This is a blog about writing and I’d be lying if I said current events had no effect on my work. It’s not that I can’t write, or that I’m blocked. (Regular readers know how I feel about the idea of writer’s block.) Last week I finished a draft of a story I like, using a process different from anything I’d tried before. The problem is deciding what to do next.

The Western has bitten the dust, shot from the saddle by my realization I’m not at home in either the time or the place. I tried to pull together the scenes I’ve written over the past couple of years and, while there’s writing in there I’m proud of, it feels like cultural appropriation. The story seemed less organic than like bits and pieces of other Westerns I’ve read or seen. Maybe I’ll have an idea I like better someday.

I finished Penns River Volume Six last month, so PR-7 is the next logical step. The timing is awkward. Here’s the elevator pitch: A black cop shoots and kills a white guy. The police find no weapon on the victim. Oh, and the guy was a white supremacist and various factions decide to converge on Penns River to send their boy off in style.

You see my problem?

My PR cops are good people who work hard to do the right thing. There are a few jerks, but I know enough cops to know most of what’s in the barrel are good apples. I want cops to be good guys. They protect the people I care about.

Right now it’s impossible to write such a book and not have it be about more than that.

My timing isn’t altogether bad. A new chief took over in Book 6 and in Book 7 he’s going to start to bring in cops from other jurisdictions to replace an exodus of Penns River retirees. They bring big city techniques and attitudes, not all of them palatable to the holdovers. Or the town.

I don’t write door stops, so I’m in danger of doing what John McNally calls putting too much in the container. This is more often a problem with short stories, but it’s a concern with novels, as well. I also don’t want to give anything short shrift. There are things I dare not ignore, but I want to be fair.

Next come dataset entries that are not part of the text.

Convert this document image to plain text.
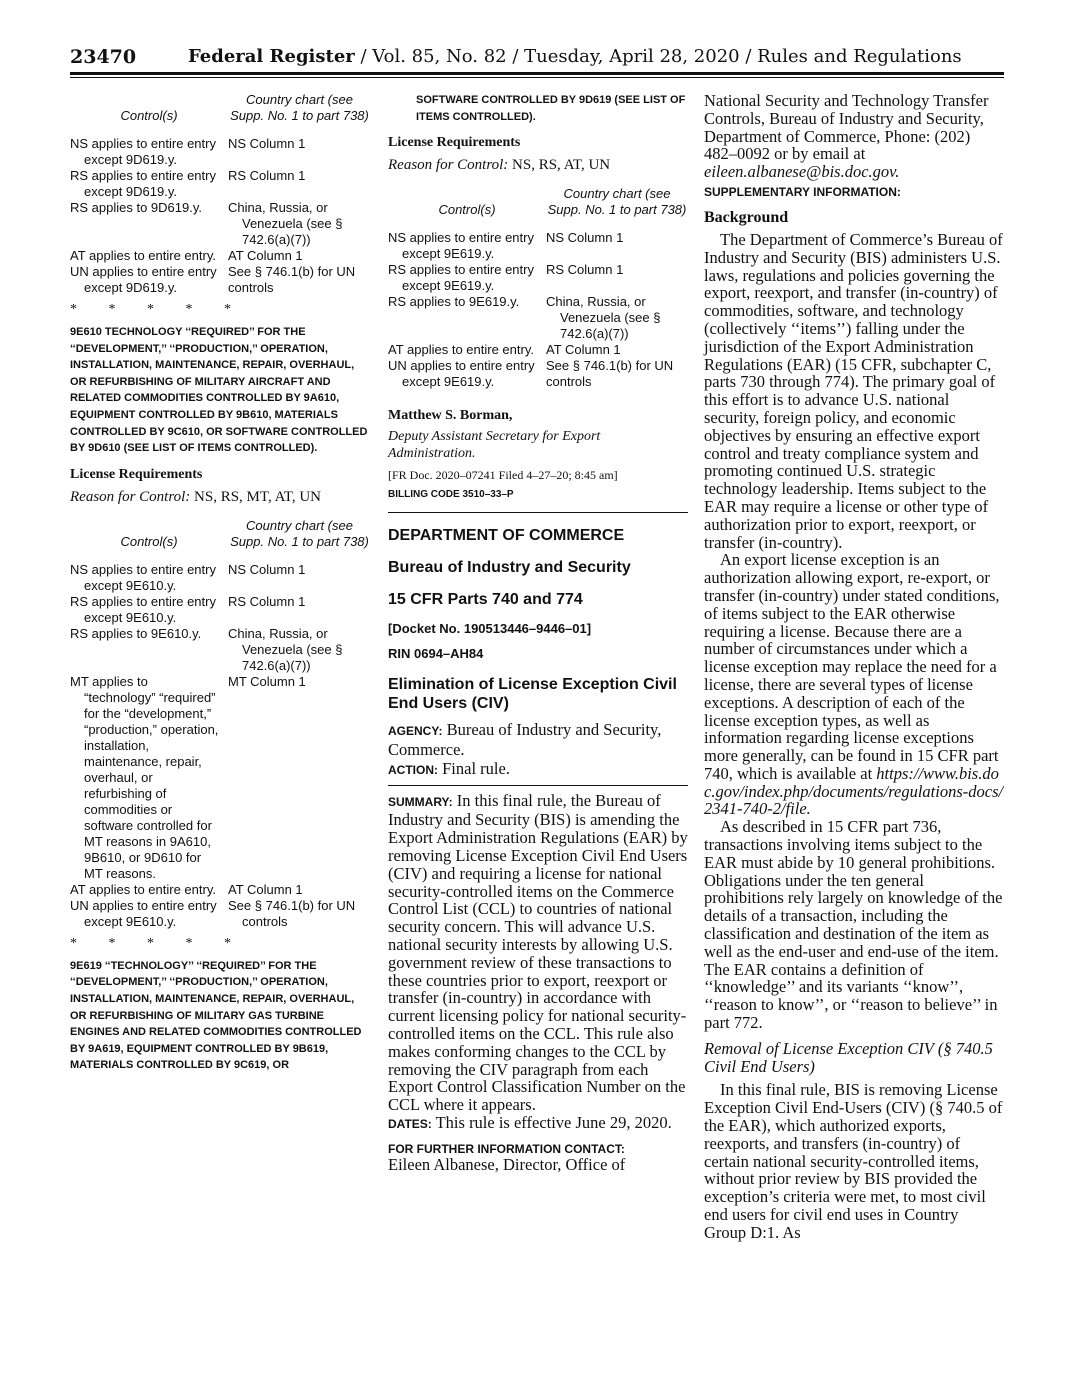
23470	Federal Register / Vol. 85, No. 82 / Tuesday, April 28, 2020 / Rules and Regulations
Control(s)	Country chart (see Supp. No. 1 to part 738)

NS applies to entire entry except 9D619.y.	NS Column 1

RS applies to entire entry except 9D619.y.	RS Column 1

RS applies to 9D619.y.	China, Russia, or Venezuela (see § 742.6(a)(7))

AT applies to entire entry.	AT Column 1

UN applies to entire entry except 9D619.y.	See § 746.1(b) for UN controls
* * * * *
9E610 TECHNOLOGY ‘‘REQUIRED’’ FOR THE ‘‘DEVELOPMENT,’’ ‘‘PRODUCTION,’’ OPERATION, INSTALLATION, MAINTENANCE, REPAIR, OVERHAUL, OR REFURBISHING OF MILITARY AIRCRAFT AND RELATED COMMODITIES CONTROLLED BY 9A610, EQUIPMENT CONTROLLED BY 9B610, MATERIALS CONTROLLED BY 9C610, OR SOFTWARE CONTROLLED BY 9D610 (SEE LIST OF ITEMS CONTROLLED).
License Requirements
Reason for Control: NS, RS, MT, AT, UN
Control(s)	Country chart (see Supp. No. 1 to part 738)

NS applies to entire entry except 9E610.y.	NS Column 1

RS applies to entire entry except 9E610.y.	RS Column 1

RS applies to 9E610.y.	China, Russia, or Venezuela (see § 742.6(a)(7))

MT applies to “technology” “required” for the “development,” “production,” operation, installation, maintenance, repair, overhaul, or refurbishing of commodities or software controlled for MT reasons in 9A610, 9B610, or 9D610 for MT reasons.	MT Column 1

AT applies to entire entry.	AT Column 1

UN applies to entire entry except 9E610.y.	See § 746.1(b) for UN controls
* * * * *
9E619 ‘‘TECHNOLOGY’’ ‘‘REQUIRED’’ FOR THE ‘‘DEVELOPMENT,’’ ‘‘PRODUCTION,’’ OPERATION, INSTALLATION, MAINTENANCE, REPAIR, OVERHAUL, OR REFURBISHING OF MILITARY GAS TURBINE ENGINES AND RELATED COMMODITIES CONTROLLED BY 9A619, EQUIPMENT CONTROLLED BY 9B619, MATERIALS CONTROLLED BY 9C619, OR
SOFTWARE CONTROLLED BY 9D619 (SEE LIST OF ITEMS CONTROLLED).
License Requirements
Reason for Control: NS, RS, AT, UN
Control(s)	Country chart (see Supp. No. 1 to part 738)

NS applies to entire entry except 9E619.y.	NS Column 1

RS applies to entire entry except 9E619.y.	RS Column 1

RS applies to 9E619.y.	China, Russia, or Venezuela (see § 742.6(a)(7))

AT applies to entire entry.	AT Column 1

UN applies to entire entry except 9E619.y.	See § 746.1(b) for UN controls
Matthew S. Borman,
Deputy Assistant Secretary for Export Administration.
[FR Doc. 2020–07241 Filed 4–27–20; 8:45 am]
BILLING CODE 3510–33–P
DEPARTMENT OF COMMERCE
Bureau of Industry and Security
15 CFR Parts 740 and 774
[Docket No. 190513446–9446–01]
RIN 0694–AH84
Elimination of License Exception Civil End Users (CIV)
AGENCY: Bureau of Industry and Security, Commerce.
ACTION: Final rule.
SUMMARY: In this final rule, the Bureau of Industry and Security (BIS) is amending the Export Administration Regulations (EAR) by removing License Exception Civil End Users (CIV) and requiring a license for national security-controlled items on the Commerce Control List (CCL) to countries of national security concern. This will advance U.S. national security interests by allowing U.S. government review of these transactions to these countries prior to export, reexport or transfer (in-country) in accordance with current licensing policy for national security-controlled items on the CCL. This rule also makes conforming changes to the CCL by removing the CIV paragraph from each Export Control Classification Number on the CCL where it appears.
DATES: This rule is effective June 29, 2020.
FOR FURTHER INFORMATION CONTACT:
Eileen Albanese, Director, Office of
National Security and Technology Transfer Controls, Bureau of Industry and Security, Department of Commerce, Phone: (202) 482–0092 or by email at eileen.albanese@bis.doc.gov.
SUPPLEMENTARY INFORMATION:
Background

The Department of Commerce’s Bureau of Industry and Security (BIS) administers U.S. laws, regulations and policies governing the export, reexport, and transfer (in-country) of commodities, software, and technology (collectively ‘‘items’’) falling under the jurisdiction of the Export Administration Regulations (EAR) (15 CFR, subchapter C, parts 730 through 774). The primary goal of this effort is to advance U.S. national security, foreign policy, and economic objectives by ensuring an effective export control and treaty compliance system and promoting continued U.S. strategic technology leadership. Items subject to the EAR may require a license or other type of authorization prior to export, reexport, or transfer (in-country).

An export license exception is an authorization allowing export, re-export, or transfer (in-country) under stated conditions, of items subject to the EAR otherwise requiring a license. Because there are a number of circumstances under which a license exception may replace the need for a license, there are several types of license exceptions. A description of each of the license exception types, as well as information regarding license exceptions more generally, can be found in 15 CFR part 740, which is available at https://www.bis.doc.gov/index.php/documents/regulations-docs/2341-740-2/file.

As described in 15 CFR part 736, transactions involving items subject to the EAR must abide by 10 general prohibitions. Obligations under the ten general prohibitions rely largely on knowledge of the details of a transaction, including the classification and destination of the item as well as the end-user and end-use of the item. The EAR contains a definition of ‘‘knowledge’’ and its variants ‘‘know’’, ‘‘reason to know’’, or ‘‘reason to believe’’ in part 772.

Removal of License Exception CIV (§ 740.5 Civil End Users)

In this final rule, BIS is removing License Exception Civil End-Users (CIV) (§ 740.5 of the EAR), which authorized exports, reexports, and transfers (in-country) of certain national security-controlled items, without prior review by BIS provided the exception’s criteria were met, to most civil end users for civil end uses in Country Group D:1. As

I also can’t afford to write as if someone is looking over my shoulder. My books have always been well received (if not frequently purchased) when all I’ve tried to do is write a book I’d like to read.

Which I suppose brings us to the real problem: I don’t know what kind of book I want to read right now. The Beloved Spouse™ and I abandoned a long-anticipated re-viewing of The Shield last weekend after two episodes. We love the show but neither of us was in the mood to watch it. More than ever, I need to hit a proper balance, and that’s going to require more of a plan than I usually take into a book. I always outline the chapters to remind myself what needs to happen to move things along. How it happens I leave for the actual writing. This time I need a better defined vision of not only what happens, but how and why. Not to do so is an invitation to either drift into blandness, write a screed, or create something that goes in every direction without arriving anywhere.

It’s going to be interesting.

At least I’m not on a ventilator.

Stay well.


Mark Bergin said...

Write it anyway, and recognize that our new reality will creep in. Or crash in. There’s a thousand novels to be written about the changes in society, government and policing that are banging at the door. Creative as we may be, we won’t guess right on all of them. But as a mystery hack I write to entertain by telling a little life slice. And we both may get it very wrong with our next books ( though my book in progress is set in 2001 so I’m clear for now.) Tell the story you want to tell. My last book, written five years ago but just out, was originally to have focused n police race relations. It changed, and m probably glad now because I think I would have got it wrong.

PS. If I WERE a robot, couldn’t I have been programmed to lie and check the little denial box? MB

Dana King said...

I've wondered about that "I am not a robot" box myself.

Thanks for the comment, Mark. My toughts were already evolving between the time I wrote this and it went live. I'll have to do a follow up. I'll definitely be in touch once I'm through futzing around.